NATO Secretary-General Anders Fogh Rasmussen added a warning that Russian forces were engaged in direct military operations inside Ukraine in a blatant violation of Ukraine's sovereignty.

MSCI's broadest index of Asia-Pacific shares outside Japan dipped about 0.2 percent and Japan's Nikkei stock average shed 0.2 percent after a spate of weak Japan data, bringing its monthly loss to about 1.3 percent.

RISKY BUSINESS

Overall, however, global share markets remain on a hot streak. Investors are wagering that new stimulus from the ECB, and possibly also the Bank of Japan before the end of the year, is likely to keep cheap global funding flowing.

MSCI's 45-country world share index was on course for its third straight week of gains after another run of record highs on Wall Street this week and moves up in Europe and emerging markets.

The high-flying dollar also edged up to 103.91 yen,  as it headed for a seventh straight week of gains versus the basket of six major currencies.

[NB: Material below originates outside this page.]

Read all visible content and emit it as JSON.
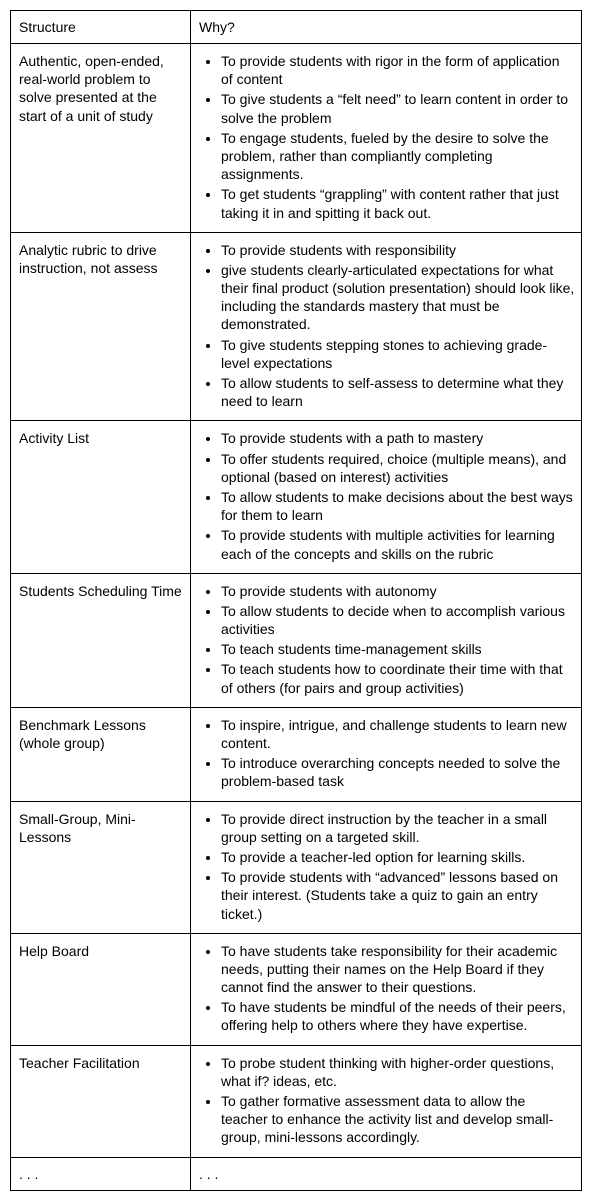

Among commodities, gold  was steady on the day at $1,285 an ounce after rising for the third straight session against a backdrop of Ukraine tension and ECB easing bets. It was on track for its first monthly gain since June.
 


Brent crude added about 0.3 percent to $102.74 a barrel, but was on track for its second monthly loss. Global growth-sensitive metal copper, meanwhile, was set for its biggest monthly loss since March.